With the report out just a few days, the scientific critics of global warming/catastrophic climate change have not made their full critiques. In one sense, there isn’t much point to doing so with this report. The “science” presented in Volume One already has been dissected at every level of sophistication and by scientists in fields from meteorology to climate science to astronomy to computer science.

Those criticisms of the predictions of “dire” climate change are mostly ignored by the massive science bureaucracy connected with and supported by the United Nations, the U.S. government, foreign governments, U.S. national laboratories, universities, and think tanks. They do not have to answer critics. The international funding apparatus keeps hundreds of scientists and science bureaucrats churning out these massive reports.

One of the best sources of steady scientific analysis on weather, climate change, and related topics is a site created by Anthony Watts called “Watts Up with That? (WUWT). It now is the #1 most-viewed site on climate change. In a first take on NCA4, WUWT noted that the report was released: “in time for the upcoming 24th Conference of Parties (COP-24) of the UN Framework Convention on Climate Change (UNFCCC) in Katowice, Poland. According to official announcements, this conference will additionally include ‘The 14th session of the Conference of the Parties serving as the Meeting of the Parties to the Kyoto Protocol (CMP) and the third part of the first session of the Conference of the Parties serving as the meeting of the Parties to the Paris Agreement (CMA 1-3)’—international bureaucratic science at its best.”

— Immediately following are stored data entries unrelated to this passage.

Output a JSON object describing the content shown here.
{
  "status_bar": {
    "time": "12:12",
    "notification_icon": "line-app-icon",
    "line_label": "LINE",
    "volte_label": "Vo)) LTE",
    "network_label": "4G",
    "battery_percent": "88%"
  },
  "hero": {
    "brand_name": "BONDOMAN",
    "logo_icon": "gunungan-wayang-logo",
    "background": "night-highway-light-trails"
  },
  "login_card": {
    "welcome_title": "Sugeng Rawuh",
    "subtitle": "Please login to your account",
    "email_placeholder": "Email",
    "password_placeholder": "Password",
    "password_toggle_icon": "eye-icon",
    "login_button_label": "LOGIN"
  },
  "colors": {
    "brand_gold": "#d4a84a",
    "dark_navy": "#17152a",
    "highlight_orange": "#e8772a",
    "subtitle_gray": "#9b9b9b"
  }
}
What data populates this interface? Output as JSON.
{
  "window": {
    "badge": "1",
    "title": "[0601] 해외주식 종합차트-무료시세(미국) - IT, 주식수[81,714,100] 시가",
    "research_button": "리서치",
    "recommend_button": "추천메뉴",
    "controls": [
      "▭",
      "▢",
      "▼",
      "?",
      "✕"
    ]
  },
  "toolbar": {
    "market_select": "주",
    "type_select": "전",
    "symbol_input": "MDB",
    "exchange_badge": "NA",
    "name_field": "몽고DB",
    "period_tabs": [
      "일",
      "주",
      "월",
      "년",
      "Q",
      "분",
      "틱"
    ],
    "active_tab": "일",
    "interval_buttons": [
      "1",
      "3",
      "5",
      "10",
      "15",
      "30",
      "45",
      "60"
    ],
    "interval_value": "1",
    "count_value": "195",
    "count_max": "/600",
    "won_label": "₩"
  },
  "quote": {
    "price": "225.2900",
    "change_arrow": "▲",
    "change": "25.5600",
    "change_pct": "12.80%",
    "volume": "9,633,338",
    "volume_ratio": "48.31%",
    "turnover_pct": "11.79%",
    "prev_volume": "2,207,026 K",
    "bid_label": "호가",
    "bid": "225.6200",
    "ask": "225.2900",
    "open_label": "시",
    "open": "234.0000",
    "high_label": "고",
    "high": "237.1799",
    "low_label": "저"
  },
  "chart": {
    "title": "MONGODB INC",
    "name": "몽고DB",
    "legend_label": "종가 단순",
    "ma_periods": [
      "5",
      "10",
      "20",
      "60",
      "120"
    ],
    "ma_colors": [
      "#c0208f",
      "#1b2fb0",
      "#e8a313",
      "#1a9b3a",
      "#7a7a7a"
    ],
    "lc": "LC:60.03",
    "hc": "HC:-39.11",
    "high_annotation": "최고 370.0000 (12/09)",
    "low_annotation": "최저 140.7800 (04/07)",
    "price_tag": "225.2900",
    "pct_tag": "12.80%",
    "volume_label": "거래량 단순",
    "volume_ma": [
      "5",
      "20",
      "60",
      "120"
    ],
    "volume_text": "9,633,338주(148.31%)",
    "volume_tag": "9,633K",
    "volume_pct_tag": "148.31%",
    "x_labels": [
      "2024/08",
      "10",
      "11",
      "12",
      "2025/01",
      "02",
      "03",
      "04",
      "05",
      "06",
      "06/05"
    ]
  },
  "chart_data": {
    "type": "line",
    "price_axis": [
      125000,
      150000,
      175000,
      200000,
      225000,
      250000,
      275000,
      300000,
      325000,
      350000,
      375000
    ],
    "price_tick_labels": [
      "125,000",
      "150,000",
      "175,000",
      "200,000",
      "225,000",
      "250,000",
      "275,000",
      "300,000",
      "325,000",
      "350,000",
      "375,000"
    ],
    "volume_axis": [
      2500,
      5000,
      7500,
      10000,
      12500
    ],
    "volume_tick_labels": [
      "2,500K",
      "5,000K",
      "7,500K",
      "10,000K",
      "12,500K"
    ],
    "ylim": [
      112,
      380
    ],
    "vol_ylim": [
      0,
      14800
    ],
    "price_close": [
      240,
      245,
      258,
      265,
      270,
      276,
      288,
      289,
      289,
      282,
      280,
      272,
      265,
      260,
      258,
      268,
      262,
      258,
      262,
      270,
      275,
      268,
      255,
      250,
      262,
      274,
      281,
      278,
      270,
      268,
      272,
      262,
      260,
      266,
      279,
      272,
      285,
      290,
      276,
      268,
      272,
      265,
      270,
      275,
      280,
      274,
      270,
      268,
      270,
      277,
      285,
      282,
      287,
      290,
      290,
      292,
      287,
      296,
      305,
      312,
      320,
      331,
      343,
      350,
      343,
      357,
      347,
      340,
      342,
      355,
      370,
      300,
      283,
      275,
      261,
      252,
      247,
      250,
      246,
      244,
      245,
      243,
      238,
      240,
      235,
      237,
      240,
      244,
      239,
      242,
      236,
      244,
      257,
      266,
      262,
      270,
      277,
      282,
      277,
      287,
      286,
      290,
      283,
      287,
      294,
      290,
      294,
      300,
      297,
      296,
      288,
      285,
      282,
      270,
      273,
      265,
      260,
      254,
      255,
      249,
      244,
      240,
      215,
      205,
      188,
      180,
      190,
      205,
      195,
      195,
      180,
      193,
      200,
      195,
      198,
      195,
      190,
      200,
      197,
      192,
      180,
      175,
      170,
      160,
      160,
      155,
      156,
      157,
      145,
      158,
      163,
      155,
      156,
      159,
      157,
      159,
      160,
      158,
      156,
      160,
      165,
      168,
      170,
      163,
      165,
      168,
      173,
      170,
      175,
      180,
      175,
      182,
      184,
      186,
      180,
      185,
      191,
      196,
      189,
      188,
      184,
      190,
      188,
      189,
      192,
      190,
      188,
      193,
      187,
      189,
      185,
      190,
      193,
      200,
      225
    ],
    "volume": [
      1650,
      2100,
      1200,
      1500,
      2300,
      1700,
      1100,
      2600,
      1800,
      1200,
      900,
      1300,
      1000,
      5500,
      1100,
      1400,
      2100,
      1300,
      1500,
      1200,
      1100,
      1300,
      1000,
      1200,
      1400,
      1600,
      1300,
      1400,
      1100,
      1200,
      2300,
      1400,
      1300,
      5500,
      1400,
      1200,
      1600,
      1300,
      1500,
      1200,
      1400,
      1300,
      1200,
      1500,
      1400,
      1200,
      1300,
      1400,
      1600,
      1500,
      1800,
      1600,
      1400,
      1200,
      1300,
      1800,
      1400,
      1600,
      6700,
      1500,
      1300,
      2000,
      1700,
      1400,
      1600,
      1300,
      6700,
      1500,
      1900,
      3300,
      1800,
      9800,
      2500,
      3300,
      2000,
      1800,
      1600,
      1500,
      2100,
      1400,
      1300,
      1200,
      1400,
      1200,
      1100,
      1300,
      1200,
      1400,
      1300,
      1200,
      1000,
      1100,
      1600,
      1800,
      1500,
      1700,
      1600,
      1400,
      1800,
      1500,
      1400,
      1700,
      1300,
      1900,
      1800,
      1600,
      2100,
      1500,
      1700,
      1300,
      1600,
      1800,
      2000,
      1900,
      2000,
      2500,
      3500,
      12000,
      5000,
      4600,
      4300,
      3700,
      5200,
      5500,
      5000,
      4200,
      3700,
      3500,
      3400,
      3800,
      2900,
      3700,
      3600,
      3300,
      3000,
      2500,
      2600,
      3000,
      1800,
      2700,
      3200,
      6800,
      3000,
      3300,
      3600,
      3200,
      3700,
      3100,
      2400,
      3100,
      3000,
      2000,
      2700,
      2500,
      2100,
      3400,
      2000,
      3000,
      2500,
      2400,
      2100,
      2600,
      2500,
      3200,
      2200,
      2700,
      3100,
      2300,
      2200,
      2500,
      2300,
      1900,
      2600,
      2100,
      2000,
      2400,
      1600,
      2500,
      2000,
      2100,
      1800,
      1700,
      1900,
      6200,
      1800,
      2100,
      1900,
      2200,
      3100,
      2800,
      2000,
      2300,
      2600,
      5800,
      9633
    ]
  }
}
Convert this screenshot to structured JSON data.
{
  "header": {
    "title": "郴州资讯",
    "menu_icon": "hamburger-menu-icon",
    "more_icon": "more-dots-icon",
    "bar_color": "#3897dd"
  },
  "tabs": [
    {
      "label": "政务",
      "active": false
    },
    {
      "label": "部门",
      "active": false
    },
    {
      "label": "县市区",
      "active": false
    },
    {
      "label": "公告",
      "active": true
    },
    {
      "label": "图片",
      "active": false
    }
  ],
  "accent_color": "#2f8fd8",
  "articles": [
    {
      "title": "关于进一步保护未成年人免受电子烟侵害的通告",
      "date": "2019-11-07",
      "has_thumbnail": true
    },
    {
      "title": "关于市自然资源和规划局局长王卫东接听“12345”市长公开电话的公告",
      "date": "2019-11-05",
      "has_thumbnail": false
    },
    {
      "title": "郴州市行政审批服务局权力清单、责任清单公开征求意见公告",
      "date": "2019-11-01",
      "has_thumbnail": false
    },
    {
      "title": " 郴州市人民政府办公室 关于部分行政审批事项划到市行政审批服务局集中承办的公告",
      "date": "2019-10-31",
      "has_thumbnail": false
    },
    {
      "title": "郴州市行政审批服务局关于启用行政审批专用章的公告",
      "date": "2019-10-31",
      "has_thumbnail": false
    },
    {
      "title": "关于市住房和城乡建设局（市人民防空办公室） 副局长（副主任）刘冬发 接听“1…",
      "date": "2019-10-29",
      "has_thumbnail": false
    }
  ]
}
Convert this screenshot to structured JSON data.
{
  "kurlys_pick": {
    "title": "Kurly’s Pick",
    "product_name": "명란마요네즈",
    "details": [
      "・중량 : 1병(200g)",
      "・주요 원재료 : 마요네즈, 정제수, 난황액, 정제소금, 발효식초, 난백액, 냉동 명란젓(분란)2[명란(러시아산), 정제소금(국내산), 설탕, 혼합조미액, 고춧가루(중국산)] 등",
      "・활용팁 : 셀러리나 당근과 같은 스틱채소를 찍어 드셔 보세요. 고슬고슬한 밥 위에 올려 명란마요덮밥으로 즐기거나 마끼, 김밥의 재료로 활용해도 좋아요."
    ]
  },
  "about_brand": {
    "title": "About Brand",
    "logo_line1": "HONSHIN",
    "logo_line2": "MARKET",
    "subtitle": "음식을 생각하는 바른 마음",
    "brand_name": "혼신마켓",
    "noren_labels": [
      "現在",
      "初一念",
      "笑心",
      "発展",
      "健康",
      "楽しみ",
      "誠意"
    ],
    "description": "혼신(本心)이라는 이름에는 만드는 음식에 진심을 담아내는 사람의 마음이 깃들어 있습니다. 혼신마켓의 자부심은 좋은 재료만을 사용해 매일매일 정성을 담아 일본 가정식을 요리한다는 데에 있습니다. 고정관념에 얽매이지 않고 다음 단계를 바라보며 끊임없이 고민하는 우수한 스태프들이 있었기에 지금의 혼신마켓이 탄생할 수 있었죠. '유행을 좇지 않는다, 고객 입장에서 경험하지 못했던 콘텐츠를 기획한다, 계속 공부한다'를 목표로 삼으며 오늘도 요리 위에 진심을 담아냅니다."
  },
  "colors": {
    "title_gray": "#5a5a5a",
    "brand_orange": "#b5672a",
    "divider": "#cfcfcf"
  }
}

WUWT, which covers weekly weather and actual storms, as well as looking critically at climate predictions for the remainder of the century, noted—just in passing—that the report was released virtually on the day that the U.S. Northeast experienced its coldest Thanksgiving in more than 100 years.

Making initial comments on the massive report (which critics must read in its entirely, whereas hundreds of scientists producing it almost certainly focus just on their particular section), WUWT noted that the series is mandated to provide scientific guidance on both human-caused and natural climate change. Its authors, however, have conveniently forgotten the part concerning natural climate change. NCA4 avoids discussing nature and substantiating its claims with physical evidence. There is no point, you see. Page one of the overview states “… the assumption that current and future climate conditions will resemble the recent past is no longer valid.”

Get it? Nothing happening in the world’s climate is relevant any longer to predicting climate change. It is all about human beings and their actions from here on out. Specifically, it is about that ongoing human creation, the industrial revolution, which environmentalists believe is a catastrophe and must be reversed to save us. Don’t talk about the three great multi-thousand-year phases of the current Holocene climate epoch. Irrelevant. Talk carbon tax.

Nor is what is happening around the world, today, with the sole exception of human contributions to global warming and weather catastrophes relevant. WUWT points out that a major “prediction” (maybe “prophecy”?) of NCA4 is the devastating impact of climate change on agriculture and the food supply. For the United States, a core producer of that food supply is Midwest agriculture, where crop yields are growing very significantly.

Doesn’t matter. True, all the alarm is based on the premise that carbon dioxide levels have been increasing for at least a century and global warming is accelerating. But that crop yields keep increasing is irrelevant. We are talking about not the century behind, not the present, but the century ahead.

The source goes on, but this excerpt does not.